Location
- Lamachaur, Pokhara Kaski District, Gandaki Province, 33700 Nepal
- 28°3′58.65″N 83°14′36.72″E﻿ / ﻿28.0662917°N 83.2435333°E

Information
- School type: National School
- Motto: Knowledge Character Service
- Established: 11 June 1966 A.D 29 Jestha, 2023 B.S
- Founder: The United Mission to Nepal; The Shining Hospital; The Local Community
- Status: Open
- School district: Kaski
- Principal: Dr. Bishwo Udhir Poudel Gharti
- Staff: 150
- Faculty: 80
- Employees: 70
- Age: 9 to 19
- Enrollment: 1150
- Average class size: 42
- Language: English, Nepalese
- Hours in school day: 6-8
- Area: 35 acres (approx.)
- Houses: Four (Rapti, Seti, Karnali, Trishuli)
- Nickname: GBS
- Yearbook: The Gandaki
- Affiliations: School Leaving Certificate (Grade 10) Cambridge International Examinations (A-level) (Discontinued) Higher Secondary Education Board (10+2) Pokhara University
- Website: www.gbs.edu.np

= Gandaki Boarding School =

Gandaki Boarding School (गण्डकी आवासीय विध्यालय), often referred to as GBS, formerly known as Nepal Adarsha Bidyashram, is a model boarding school in Nepal, established on 11 June 1966 in the city of Pokhara, 200 kilometers west of Kathmandu. It was established as a result of the initiation of by three groups - The United Mission to Nepal, The Shining Hospital, and the local community.

==History==

===Establishment===
It was established in 1966 on the banks of Seti River in Lamachaur, Pokhara. Initially the facilities were primitive, with all the thatch-roofed buildings made of mud and bamboo. There were 45 boarding students, supported by five teaching staff. It was designated as a co-educational regional school in 1986, with English as the medium of instruction, through an agreement between the Nepal government and the United Mission to Nepal.

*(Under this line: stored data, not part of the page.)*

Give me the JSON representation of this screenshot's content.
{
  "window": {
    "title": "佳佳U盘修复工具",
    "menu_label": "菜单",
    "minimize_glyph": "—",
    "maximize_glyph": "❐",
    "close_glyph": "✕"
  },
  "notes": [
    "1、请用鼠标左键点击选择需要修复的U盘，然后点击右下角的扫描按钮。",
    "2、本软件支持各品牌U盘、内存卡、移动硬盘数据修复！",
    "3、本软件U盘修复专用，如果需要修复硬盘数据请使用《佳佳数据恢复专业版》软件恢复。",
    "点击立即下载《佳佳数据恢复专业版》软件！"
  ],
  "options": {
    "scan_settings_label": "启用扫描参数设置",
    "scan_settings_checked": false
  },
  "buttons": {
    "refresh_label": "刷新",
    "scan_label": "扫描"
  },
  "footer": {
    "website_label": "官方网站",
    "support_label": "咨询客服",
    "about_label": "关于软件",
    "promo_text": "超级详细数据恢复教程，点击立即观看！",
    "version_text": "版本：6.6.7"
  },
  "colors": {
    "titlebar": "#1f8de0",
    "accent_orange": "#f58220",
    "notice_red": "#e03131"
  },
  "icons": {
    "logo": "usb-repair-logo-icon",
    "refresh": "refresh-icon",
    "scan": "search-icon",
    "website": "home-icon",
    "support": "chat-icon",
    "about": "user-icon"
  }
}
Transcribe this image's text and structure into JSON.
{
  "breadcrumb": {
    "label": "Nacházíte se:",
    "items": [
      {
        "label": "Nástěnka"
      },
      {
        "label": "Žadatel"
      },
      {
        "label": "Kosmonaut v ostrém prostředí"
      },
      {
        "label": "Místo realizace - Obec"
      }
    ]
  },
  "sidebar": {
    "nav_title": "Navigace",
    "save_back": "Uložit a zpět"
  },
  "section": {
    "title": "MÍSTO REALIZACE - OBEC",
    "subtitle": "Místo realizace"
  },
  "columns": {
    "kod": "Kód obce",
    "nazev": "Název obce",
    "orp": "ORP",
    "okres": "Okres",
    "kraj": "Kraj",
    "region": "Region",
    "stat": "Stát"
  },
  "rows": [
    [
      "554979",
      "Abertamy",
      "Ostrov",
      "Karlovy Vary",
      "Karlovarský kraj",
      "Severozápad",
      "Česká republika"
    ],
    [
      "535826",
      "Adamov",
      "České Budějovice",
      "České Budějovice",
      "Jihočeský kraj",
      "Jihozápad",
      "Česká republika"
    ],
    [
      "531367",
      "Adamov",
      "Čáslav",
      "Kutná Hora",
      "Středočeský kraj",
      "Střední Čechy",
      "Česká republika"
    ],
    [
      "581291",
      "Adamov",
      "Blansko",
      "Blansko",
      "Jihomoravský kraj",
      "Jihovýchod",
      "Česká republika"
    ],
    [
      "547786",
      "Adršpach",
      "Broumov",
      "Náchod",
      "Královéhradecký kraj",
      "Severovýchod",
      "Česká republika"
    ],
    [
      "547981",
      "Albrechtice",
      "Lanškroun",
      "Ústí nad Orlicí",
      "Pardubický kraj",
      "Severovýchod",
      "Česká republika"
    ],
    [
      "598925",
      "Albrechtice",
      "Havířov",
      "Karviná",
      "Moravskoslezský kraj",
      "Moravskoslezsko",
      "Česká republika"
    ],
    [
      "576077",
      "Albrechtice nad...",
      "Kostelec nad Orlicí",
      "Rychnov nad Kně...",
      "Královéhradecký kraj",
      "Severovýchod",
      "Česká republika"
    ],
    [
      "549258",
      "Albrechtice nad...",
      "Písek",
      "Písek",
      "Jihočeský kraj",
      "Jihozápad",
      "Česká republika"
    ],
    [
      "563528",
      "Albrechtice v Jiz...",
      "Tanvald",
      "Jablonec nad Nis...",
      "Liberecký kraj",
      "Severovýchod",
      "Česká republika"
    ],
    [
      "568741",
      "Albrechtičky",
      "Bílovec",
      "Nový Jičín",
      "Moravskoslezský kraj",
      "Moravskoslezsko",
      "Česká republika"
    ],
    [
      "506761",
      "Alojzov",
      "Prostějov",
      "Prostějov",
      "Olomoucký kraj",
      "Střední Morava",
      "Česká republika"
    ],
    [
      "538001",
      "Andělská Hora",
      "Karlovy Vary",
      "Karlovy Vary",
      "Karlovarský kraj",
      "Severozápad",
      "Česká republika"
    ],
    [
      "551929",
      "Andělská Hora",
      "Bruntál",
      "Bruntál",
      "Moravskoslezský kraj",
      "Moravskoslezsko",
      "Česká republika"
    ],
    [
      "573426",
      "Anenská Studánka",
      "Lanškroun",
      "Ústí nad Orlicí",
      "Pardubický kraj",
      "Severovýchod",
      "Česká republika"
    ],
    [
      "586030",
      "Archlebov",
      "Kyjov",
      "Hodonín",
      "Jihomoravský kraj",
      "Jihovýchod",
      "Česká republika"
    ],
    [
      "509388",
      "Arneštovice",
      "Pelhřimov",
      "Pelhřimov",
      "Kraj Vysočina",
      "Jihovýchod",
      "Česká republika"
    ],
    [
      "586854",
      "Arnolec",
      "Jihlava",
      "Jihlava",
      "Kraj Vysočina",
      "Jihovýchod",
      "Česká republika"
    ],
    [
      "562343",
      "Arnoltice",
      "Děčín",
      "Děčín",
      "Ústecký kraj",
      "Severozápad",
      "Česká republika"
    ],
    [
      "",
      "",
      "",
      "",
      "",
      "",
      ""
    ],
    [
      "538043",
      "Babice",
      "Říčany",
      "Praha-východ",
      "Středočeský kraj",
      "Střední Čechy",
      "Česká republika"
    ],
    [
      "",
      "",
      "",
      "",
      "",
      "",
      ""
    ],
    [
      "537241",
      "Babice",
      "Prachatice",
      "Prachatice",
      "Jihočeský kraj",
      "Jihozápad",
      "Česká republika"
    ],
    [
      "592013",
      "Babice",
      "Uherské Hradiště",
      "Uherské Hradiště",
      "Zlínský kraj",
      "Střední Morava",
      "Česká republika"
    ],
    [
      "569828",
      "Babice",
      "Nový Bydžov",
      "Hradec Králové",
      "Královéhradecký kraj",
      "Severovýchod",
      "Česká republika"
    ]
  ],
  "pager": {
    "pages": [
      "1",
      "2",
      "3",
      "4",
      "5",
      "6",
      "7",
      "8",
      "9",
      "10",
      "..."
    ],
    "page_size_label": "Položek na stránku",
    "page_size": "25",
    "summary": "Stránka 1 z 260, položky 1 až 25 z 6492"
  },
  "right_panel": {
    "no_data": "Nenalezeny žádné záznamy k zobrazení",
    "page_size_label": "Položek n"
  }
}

Until 1991, courses were available from Grade 4 to Grade 10. Then it started offering 10+2 system under the Higher Secondary Education Board. GBS is the first of few schools to introduce 10+2 in Nepal. Prior to the commencement of 10+2 education, students were prepared for GCE O' level study for a number of years.

In 1999 Gandaki College of Engineering and Sciences (GCES), is affiliated to Pokhara University and offers Bachelor of Engineering (BE) courses in Software Engineering.

From 2010, it offers GCE A' Level Course under the Cambridge University, Cambridge, England.

===Landmarks===
- 11 June 1966 (30th Jestha, 2023): established as Nepali Adarsha Vidhyalaya for boys only.
- 1985: Changed to English medium school and renamed to Gandaki Boarding School (GBS).
- 1985: Recognized as the "Regional School" by the Government of Nepal.
- 1985: Adopted co-education system by enrolling girls.
- 1988: Gained a nationwide fame after Rajendra Gurung stood in SLC board first.
- 1991: Celebrated its Silver Jubilee.
- 1991: Started 10+2 in Science stream.
- 1999: Started Gandaki College of Engineering and Sciences (GCES).
- 2004: Awarded Birendra Vidhya National shield for SLC results with 4 boards, 66 distinctions, 100% first division among 113 candidates.
- 2010: Started GCE-A Level studies under the University of Cambridge, England.
- 2016: Celebrated its Golden Jubilee.

===Notable alumni===
- Amrit Gurung - singer, composer, musician, songwriter of Nepathya
- Kiran Gurung - Politician; Minister of Economic Affairs and Planning at Gandaki Province
- Saru Bhakta - Litterateur; Former member of Nepal Academy of Music and Drama
- Dr. Bigyan Babu Regmi - Economist and thought leader
- Sonie Rajbhandari - Miss Nepal 2nd Runner Up 2014 A.D. (2071 B.S.)
- Nisha Adhikari - Nepalese film actress and model. Miss Nepal International 2005 A.D.
- Sushant Subedi - Nepali Economist

==Trivia==

- The song "Kanchi Hai Kanchi" of Nepali movie Kanchhi was choreographed on the stage of Gymnasium Hall of GBS.
- The movie A Mero Hajur 2 was also filmed inside GBS.